Dass immer einmal wieder der Bürosegen schief hängt, gehört dazu. Gerade wenn das Team unter großem Druck steht, bleibt nicht immer Zeit für ausreichend Anerkennung und gegenseitigen Meinungsaustausch. Diese Phasen sind noch kein Anlass zur Besorgnis. Belastend fürs Arbeitsklima wird es erst dann, wenn die Zeitspannen mit Krisenstimmung über einen längeren Zeitraum andauern und nicht besser zu werden scheinen. Dann wird es Zeit zu handeln.
Tipp 1 – Ursachenforschung
Versuche herauszufinden, warum es gerade am laufenden Band kracht. Seid ihr nur derzeit nicht auf einer Wellenlänge oder liegen sachliche Differenzen dem Konflikt zugrunde. Ein persönliches Gespräch, in dem du deine Eindrücke sachlich darlegst, kann wahre Wunder wirken.

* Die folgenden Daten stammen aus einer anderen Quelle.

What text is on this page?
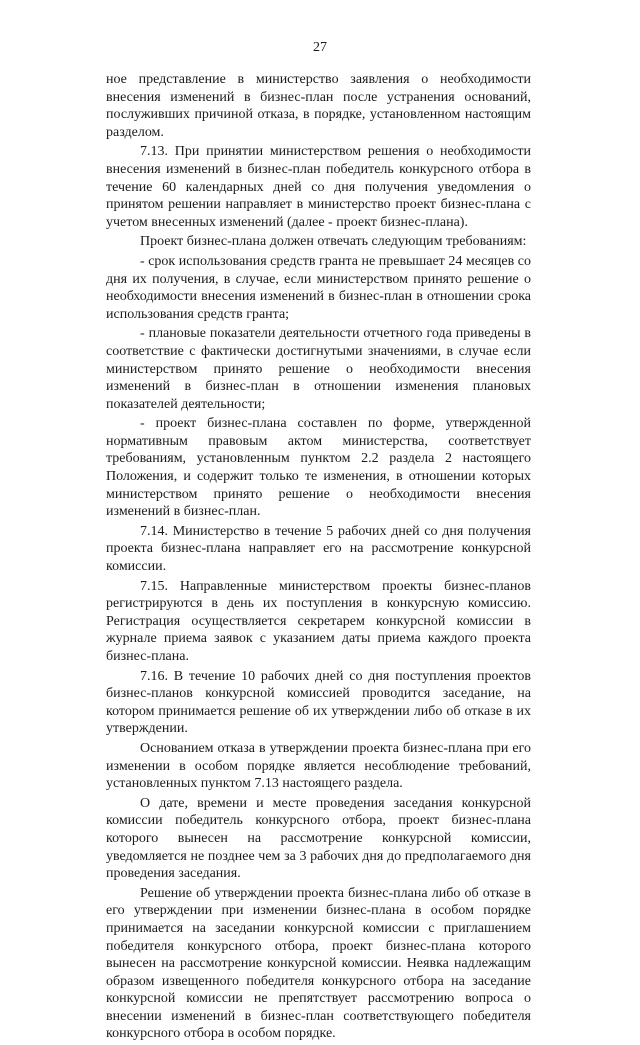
27

ное представление в министерство заявления о необходимости внесения изменений в бизнес-план после устранения оснований, послуживших причиной отказа, в порядке, установленном настоящим разделом.

7.13. При принятии министерством решения о необходимости внесения изменений в бизнес-план победитель конкурсного отбора в течение 60 календарных дней со дня получения уведомления о принятом решении направляет в министерство проект бизнес-плана с учетом внесенных изменений (далее - проект бизнес-плана).

Проект бизнес-плана должен отвечать следующим требованиям:

- срок использования средств гранта не превышает 24 месяцев со дня их получения, в случае, если министерством принято решение о необходимости внесения изменений в бизнес-план в отношении срока использования средств гранта;

- плановые показатели деятельности отчетного года приведены в соответствие с фактически достигнутыми значениями, в случае если министерством принято решение о необходимости внесения изменений в бизнес-план в отношении изменения плановых показателей деятельности;

- проект бизнес-плана составлен по форме, утвержденной нормативным правовым актом министерства, соответствует требованиям, установленным пунктом 2.2 раздела 2 настоящего Положения, и содержит только те изменения, в отношении которых министерством принято решение о необходимости внесения изменений в бизнес-план.

7.14. Министерство в течение 5 рабочих дней со дня получения проекта бизнес-плана направляет его на рассмотрение конкурсной комиссии.

7.15. Направленные министерством проекты бизнес-планов регистрируются в день их поступления в конкурсную комиссию. Регистрация осуществляется секретарем конкурсной комиссии в журнале приема заявок с указанием даты приема каждого проекта бизнес-плана.

7.16. В течение 10 рабочих дней со дня поступления проектов бизнес-планов конкурсной комиссией проводится заседание, на котором принимается решение об их утверждении либо об отказе в их утверждении.

Основанием отказа в утверждении проекта бизнес-плана при его изменении в особом порядке является несоблюдение требований, установленных пунктом 7.13 настоящего раздела.

О дате, времени и месте проведения заседания конкурсной комиссии победитель конкурсного отбора, проект бизнес-плана которого вынесен на рассмотрение конкурсной комиссии, уведомляется не позднее чем за 3 рабочих дня до предполагаемого дня проведения заседания.

Решение об утверждении проекта бизнес-плана либо об отказе в его утверждении при изменении бизнес-плана в особом порядке принимается на заседании конкурсной комиссии с приглашением победителя конкурсного отбора, проект бизнес-плана которого вынесен на рассмотрение конкурсной комиссии. Неявка надлежащим образом извещенного победителя конкурсного отбора на заседание конкурсной комиссии не препятствует рассмотрению вопроса о внесении изменений в бизнес-план соответствующего победителя конкурсного отбора в особом порядке.
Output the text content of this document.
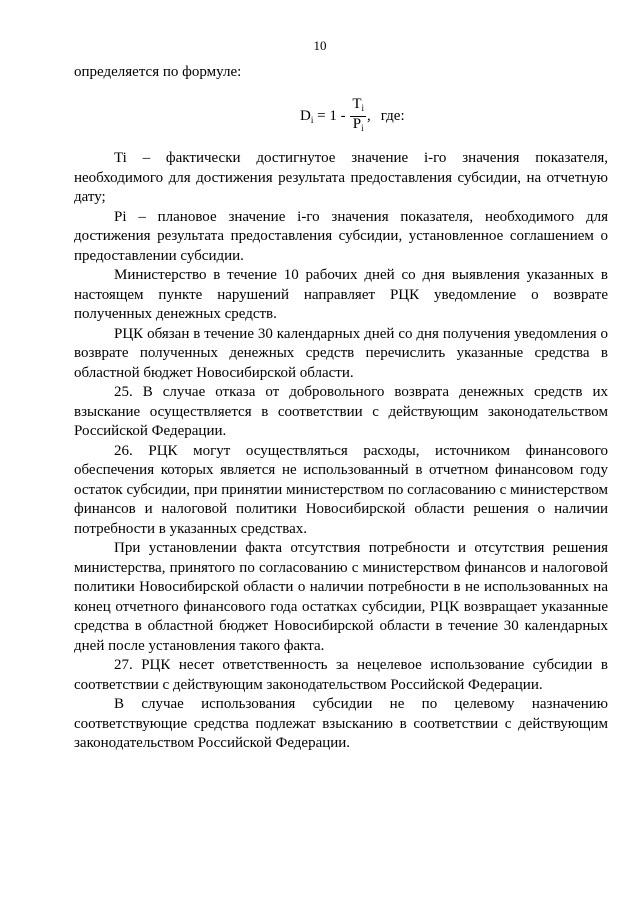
10

определяется по формуле:

$D_i = 1 - \frac{T_i}{P_i}$ , где:

Ti – фактически достигнутое значение i-го значения показателя, необходимого для достижения результата предоставления субсидии, на отчетную дату;

Pi – плановое значение i-го значения показателя, необходимого для достижения результата предоставления субсидии, установленное соглашением о предоставлении субсидии.

Министерство в течение 10 рабочих дней со дня выявления указанных в настоящем пункте нарушений направляет РЦК уведомление о возврате полученных денежных средств.

РЦК обязан в течение 30 календарных дней со дня получения уведомления о возврате полученных денежных средств перечислить указанные средства в областной бюджет Новосибирской области.

25. В случае отказа от добровольного возврата денежных средств их взыскание осуществляется в соответствии с действующим законодательством Российской Федерации.

26. РЦК могут осуществляться расходы, источником финансового обеспечения которых является не использованный в отчетном финансовом году остаток субсидии, при принятии министерством по согласованию с министерством финансов и налоговой политики Новосибирской области решения о наличии потребности в указанных средствах.

При установлении факта отсутствия потребности и отсутствия решения министерства, принятого по согласованию с министерством финансов и налоговой политики Новосибирской области о наличии потребности в не использованных на конец отчетного финансового года остатках субсидии, РЦК возвращает указанные средства в областной бюджет Новосибирской области в течение 30 календарных дней после установления такого факта.

27. РЦК несет ответственность за нецелевое использование субсидии в соответствии с действующим законодательством Российской Федерации.

В случае использования субсидии не по целевому назначению соответствующие средства подлежат взысканию в соответствии с действующим законодательством Российской Федерации.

Tipp 2 – Austausch mit Kollegen
Teile deine Eindrücke mit Kollegen – geht es nur dir so oder kommen auch andere mit dem Chef gerade nur schwer klar? So kannst du schon etwas abgrenzen, ob das Problem nur dich betrifft oder wirklich mehr im Argen liegt. Vielleicht hat dein Chef gerade nur eine persönlich schwierige Phase oder wird durch Firmeninterna belastet. Ist sein Verhalten nur dir gegenüber anders als normal, solltest du in dich gehen: Nimmst du einen Konflikt wahr, den es vielleicht gar nicht gibt, weil du selbst gerade empfindlicher bist? Oder ist dein Chef wirklich anders als normal in seinem Verhalten dir gegenüber?
Tipp 3 – Situationen beobachten
Dein Chef sitzt nun einmal am längeren Ast. Du solltest dir daher die Mühe machen und Verhaltensweisen, die ihn auf die Palme bringen, herausfinden und dann auch unterlassen. Weißt du, dass er Unpünktlichkeit hasst, dann versuche pünktlich zu sein. Legt er Wert auf ordentliche Kleidung, dann verzichte auf Jeans und Schmuddel-T-Shirt. Will er bei Besprechungen davor ein Memo mit den wichtigsten Punkten, dann liefere es ihm.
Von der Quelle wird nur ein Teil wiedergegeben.